The Heart of the Matter: Heartworm in Cats Can Happen
If you are a dog owner, chances are good that you know about heartworm disease. Chances are also good that you give your dog a monthly heartworm preventive, and that your dog is tested annually to make sure they are heartworm free. However, you may not know that your cat is also at risk.
Although the chances of your cat contracting heartworm is less than it is for your dog, it has been reported that cats in all 50 states are infected with heartworm. In fact, it has also been reported that 10-14% of all shelter cats are infected with heartworm.
As we become more aware of the prevalence of heartworm disease in cats, Oakland Veterinary Referral Services will take the opportunity to discuss the causes, signs, and prevention of heartworm disease in our feline friends.
Heartworm in Cats: The Basics
Heartworm in cats is spread, just as it is in dogs, by mosquitoes. A mosquito transmits the heartworm to a cat after it has bitten an infected dog (or cat), so heartworm cases in cats are directly related to the number of infected dogs in the area. It is important to note that coyotes and foxes are also carriers of the disease, and living amid these wild animals could increase the chances of your cat contracting heartworm.
When your cat is bitten by an infected mosquito, the heartworm larvae enter the bloodstream and migrate to the heart or blood vessels of the lungs. Once there, these foot-long worms wreak havoc on your cat’s heart, lungs, vessels, and other organs. This process takes several months, which makes diagnosis difficult.

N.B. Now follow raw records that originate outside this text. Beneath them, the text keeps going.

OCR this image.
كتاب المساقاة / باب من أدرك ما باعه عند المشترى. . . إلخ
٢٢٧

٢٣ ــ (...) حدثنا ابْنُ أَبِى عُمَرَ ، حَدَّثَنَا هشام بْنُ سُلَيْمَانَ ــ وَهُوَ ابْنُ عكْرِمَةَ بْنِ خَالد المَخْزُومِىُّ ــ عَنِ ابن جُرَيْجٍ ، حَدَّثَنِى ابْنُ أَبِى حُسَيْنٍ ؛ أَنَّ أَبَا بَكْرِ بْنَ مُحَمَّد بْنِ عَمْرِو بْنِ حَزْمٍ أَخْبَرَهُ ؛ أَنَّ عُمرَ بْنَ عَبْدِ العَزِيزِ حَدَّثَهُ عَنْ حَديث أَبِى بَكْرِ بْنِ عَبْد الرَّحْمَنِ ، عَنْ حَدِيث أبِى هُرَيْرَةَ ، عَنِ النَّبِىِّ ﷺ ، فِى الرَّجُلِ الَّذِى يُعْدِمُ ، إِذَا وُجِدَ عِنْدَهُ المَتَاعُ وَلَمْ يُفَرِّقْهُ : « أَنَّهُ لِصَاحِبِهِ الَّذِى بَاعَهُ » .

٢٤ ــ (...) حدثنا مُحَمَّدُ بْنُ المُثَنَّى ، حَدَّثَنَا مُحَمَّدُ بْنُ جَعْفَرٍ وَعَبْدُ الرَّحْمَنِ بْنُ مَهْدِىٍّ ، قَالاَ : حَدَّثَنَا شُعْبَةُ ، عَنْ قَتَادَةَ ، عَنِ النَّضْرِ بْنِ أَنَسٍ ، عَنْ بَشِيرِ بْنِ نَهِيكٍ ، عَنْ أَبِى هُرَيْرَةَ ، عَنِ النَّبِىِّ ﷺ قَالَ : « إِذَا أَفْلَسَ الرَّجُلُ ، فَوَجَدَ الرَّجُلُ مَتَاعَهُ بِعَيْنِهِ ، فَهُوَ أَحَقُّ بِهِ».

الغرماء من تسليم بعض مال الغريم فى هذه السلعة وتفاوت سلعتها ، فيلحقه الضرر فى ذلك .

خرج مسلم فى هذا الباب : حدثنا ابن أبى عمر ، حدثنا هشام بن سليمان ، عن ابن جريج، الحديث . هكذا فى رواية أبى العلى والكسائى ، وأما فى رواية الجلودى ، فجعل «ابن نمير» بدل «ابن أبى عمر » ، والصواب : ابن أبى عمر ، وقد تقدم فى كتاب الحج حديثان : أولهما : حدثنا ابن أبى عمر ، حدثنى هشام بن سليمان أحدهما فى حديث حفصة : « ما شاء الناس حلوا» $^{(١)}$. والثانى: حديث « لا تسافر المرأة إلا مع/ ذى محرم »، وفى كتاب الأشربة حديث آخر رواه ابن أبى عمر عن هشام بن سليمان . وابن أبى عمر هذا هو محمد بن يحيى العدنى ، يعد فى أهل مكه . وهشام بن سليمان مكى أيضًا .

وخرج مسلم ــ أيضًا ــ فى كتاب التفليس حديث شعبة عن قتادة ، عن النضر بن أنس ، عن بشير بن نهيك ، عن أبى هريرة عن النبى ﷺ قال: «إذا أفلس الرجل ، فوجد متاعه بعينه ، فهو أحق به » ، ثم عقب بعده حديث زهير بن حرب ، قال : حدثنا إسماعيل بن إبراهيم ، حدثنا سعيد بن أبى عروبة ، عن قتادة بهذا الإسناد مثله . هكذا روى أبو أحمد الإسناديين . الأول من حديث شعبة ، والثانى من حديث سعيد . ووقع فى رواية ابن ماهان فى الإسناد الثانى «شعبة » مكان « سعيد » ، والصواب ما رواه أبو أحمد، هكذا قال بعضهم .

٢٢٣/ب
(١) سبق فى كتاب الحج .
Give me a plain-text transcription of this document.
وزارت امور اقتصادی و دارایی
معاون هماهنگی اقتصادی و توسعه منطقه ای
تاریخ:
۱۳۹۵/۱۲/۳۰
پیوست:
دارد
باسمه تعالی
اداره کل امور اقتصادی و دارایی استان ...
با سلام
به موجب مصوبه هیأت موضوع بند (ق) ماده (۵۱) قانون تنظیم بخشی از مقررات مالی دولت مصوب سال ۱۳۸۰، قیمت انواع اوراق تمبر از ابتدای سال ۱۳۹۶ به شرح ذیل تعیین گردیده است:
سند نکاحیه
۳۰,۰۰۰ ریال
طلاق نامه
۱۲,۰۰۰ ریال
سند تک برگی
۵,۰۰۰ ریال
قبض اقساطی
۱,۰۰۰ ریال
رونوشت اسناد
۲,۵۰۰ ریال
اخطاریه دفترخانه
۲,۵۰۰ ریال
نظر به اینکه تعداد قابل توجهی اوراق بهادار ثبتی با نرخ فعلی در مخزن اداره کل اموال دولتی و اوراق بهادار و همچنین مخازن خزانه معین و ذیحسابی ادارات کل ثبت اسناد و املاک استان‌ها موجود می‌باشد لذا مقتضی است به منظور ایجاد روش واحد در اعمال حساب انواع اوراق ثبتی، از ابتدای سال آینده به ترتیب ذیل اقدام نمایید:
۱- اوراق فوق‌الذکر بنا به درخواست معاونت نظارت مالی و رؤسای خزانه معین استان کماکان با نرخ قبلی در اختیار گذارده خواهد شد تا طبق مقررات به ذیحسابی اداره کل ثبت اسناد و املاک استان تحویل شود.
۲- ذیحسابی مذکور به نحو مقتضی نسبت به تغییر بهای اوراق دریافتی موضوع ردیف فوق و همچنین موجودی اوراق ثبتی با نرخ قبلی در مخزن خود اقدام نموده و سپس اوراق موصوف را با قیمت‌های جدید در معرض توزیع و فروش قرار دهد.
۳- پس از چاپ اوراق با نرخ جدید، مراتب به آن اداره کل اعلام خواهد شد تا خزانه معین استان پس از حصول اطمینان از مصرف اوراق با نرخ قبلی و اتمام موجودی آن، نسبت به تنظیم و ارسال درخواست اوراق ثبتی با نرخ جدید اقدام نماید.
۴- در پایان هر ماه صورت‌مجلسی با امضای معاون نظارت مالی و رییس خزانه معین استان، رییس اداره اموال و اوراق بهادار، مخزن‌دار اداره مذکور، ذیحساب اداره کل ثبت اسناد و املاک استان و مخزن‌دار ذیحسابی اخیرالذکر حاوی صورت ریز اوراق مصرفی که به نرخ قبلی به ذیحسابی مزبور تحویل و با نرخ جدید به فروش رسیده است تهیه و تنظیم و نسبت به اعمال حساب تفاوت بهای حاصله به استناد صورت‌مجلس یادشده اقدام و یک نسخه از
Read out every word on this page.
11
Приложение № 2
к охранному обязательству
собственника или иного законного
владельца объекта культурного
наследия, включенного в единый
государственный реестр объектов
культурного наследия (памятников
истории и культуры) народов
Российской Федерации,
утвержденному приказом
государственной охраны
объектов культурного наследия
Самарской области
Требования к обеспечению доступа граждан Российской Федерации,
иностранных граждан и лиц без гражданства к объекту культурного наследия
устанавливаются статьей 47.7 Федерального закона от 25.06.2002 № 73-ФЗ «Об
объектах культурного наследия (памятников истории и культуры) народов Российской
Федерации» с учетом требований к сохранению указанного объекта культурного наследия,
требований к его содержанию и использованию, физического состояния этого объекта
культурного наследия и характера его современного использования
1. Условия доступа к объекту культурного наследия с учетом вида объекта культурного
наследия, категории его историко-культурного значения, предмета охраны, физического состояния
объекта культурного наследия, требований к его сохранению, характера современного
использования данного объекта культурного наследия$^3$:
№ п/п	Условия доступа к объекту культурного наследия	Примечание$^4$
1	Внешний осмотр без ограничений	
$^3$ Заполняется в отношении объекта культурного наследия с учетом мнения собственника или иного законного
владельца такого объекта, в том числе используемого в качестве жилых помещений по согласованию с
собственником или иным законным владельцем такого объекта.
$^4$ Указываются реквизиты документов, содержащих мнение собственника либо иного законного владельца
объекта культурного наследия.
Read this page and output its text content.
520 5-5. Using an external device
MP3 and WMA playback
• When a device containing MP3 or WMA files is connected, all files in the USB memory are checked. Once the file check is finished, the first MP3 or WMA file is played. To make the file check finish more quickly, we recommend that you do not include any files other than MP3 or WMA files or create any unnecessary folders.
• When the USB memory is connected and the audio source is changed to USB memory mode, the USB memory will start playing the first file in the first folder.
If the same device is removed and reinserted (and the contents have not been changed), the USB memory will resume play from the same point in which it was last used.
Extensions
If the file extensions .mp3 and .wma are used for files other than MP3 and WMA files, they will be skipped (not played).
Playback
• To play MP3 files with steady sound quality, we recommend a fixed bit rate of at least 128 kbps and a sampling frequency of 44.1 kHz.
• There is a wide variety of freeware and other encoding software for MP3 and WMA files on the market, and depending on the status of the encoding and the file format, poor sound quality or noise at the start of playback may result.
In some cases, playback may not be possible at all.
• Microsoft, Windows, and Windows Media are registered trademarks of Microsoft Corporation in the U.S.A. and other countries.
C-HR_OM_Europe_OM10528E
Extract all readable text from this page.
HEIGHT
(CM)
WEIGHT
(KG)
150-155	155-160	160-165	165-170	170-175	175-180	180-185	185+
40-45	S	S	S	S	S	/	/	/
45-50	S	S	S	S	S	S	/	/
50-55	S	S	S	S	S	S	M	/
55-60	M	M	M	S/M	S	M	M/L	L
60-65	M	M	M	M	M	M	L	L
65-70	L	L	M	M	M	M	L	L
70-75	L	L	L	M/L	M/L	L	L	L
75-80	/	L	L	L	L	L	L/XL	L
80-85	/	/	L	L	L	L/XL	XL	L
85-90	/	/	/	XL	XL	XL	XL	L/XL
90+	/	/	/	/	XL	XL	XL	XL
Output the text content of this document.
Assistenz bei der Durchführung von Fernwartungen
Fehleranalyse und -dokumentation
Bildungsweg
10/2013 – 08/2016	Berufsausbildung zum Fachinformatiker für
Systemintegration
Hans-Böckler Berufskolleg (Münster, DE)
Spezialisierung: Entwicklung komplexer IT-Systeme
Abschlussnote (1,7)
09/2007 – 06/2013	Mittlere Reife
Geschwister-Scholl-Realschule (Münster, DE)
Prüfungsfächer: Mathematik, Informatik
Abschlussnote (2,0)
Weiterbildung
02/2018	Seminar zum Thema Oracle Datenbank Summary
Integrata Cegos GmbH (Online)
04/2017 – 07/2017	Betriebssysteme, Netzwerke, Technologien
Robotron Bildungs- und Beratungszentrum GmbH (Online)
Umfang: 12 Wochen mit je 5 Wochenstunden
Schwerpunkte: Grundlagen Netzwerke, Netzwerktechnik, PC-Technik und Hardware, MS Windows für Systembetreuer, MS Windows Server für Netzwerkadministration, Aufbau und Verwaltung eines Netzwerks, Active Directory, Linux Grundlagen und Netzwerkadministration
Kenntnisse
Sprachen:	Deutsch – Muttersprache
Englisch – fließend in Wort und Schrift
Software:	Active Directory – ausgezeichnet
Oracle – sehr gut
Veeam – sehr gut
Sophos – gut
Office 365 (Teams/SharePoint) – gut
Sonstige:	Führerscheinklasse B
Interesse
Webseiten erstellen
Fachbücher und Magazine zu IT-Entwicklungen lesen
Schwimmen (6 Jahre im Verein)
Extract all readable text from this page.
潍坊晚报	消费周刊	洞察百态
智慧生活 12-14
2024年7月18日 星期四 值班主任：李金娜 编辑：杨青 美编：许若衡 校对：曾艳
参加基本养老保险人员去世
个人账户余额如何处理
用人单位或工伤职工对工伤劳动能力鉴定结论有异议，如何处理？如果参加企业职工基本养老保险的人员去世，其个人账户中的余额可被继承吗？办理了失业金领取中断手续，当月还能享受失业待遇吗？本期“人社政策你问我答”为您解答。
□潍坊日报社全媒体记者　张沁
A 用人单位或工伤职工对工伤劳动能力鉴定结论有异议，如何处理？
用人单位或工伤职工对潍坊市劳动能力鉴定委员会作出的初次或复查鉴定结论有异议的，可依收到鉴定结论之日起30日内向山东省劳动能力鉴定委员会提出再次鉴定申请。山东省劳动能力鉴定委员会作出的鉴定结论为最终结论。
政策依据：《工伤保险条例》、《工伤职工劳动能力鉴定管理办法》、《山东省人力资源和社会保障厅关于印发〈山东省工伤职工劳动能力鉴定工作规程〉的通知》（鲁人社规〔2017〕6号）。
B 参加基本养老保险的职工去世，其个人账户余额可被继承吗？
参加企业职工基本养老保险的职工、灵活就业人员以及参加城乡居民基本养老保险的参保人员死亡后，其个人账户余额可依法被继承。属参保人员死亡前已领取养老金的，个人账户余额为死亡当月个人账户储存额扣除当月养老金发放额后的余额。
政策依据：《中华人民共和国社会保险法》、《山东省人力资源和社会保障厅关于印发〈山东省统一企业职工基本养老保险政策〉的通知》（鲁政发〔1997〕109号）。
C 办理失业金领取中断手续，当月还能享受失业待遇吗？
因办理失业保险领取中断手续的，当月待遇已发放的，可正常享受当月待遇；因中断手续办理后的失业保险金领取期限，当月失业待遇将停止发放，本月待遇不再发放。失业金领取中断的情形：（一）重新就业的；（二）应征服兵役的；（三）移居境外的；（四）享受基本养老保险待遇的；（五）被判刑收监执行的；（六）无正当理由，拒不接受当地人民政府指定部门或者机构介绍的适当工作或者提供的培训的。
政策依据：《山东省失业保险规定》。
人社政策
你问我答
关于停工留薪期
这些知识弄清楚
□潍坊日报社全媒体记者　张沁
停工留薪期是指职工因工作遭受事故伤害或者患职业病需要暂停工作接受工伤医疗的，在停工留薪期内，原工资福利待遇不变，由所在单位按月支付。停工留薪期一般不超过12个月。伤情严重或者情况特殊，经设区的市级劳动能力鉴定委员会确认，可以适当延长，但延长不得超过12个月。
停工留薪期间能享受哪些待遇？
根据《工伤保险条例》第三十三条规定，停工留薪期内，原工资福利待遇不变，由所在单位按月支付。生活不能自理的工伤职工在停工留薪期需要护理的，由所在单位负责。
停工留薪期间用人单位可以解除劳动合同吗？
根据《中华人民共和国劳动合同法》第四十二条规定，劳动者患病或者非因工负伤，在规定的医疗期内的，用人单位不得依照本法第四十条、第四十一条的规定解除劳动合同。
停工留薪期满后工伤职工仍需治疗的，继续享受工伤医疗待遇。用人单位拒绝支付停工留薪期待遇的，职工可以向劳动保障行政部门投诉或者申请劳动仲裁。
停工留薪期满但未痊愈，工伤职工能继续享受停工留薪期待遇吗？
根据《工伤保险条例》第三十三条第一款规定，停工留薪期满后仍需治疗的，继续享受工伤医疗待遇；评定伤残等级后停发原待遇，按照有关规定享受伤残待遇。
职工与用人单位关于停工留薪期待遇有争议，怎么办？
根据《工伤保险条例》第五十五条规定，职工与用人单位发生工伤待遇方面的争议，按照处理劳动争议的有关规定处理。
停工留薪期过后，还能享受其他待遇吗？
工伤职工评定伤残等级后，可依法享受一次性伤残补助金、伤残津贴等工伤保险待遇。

Signs of Heartworm Disease in Cats
Cats may be asymptomatic, or they may have severe signs of the disease. Common symptoms include:
- Weight loss
- Difficulty breathing
Diagnosis and Treatment
Although respiratory signs in cats are the most common way veterinarians come to suspect heartworm disease, a diagnosis can be tricky. There are fewer worms infecting cats than in dogs; while a dog may have up to 30 adult worms, cats usually have maybe one or two.
Blood tests, x-rays of the chest, and cardiac ultrasound or echocardiogram may all be needed to confirm a diagnosis.
At present, there is no approved drug for eliminating heartworm in cats. When heartworm diagnosed, there are two options:
Treat – The drug that is used for treating dogs can be used, but it causes significant side effects in cats. When the adult heartworms die during this treatment, they pass to the lungs, where the reaction to the dead and dying worms can cause sudden death in the cat.
Treat the symptoms – Your veterinarian may choose to manage the problems that result from heartworm disease rather than treating it. Your veterinarian can treat wheezing with corticosteroids, and your cat may periodically need aggressive treatment, including hospitalization, bronchodilators, and oxygen therapy if there is a respiratory emergency.
Adult heartworms live for 2 to 3 years in the cat (as opposed to 6 or 7 in dogs). During this time, the risk of an acute attack and even sudden death is always a possibility. In this situation, the best hope is that the cat outlives the worms, which is not an ideal situation.
The Good News: Prevention
Because both treating and not treating heartworm can cause death in cats, prevention is truly the best way to manage this problem. Your veterinarian can prescribe an effective and safe monthly preventive.
It’s important to note that dogs and cats have different heartworm medication, so it’s not appropriate to share preventives between them. Check with us for recommendations.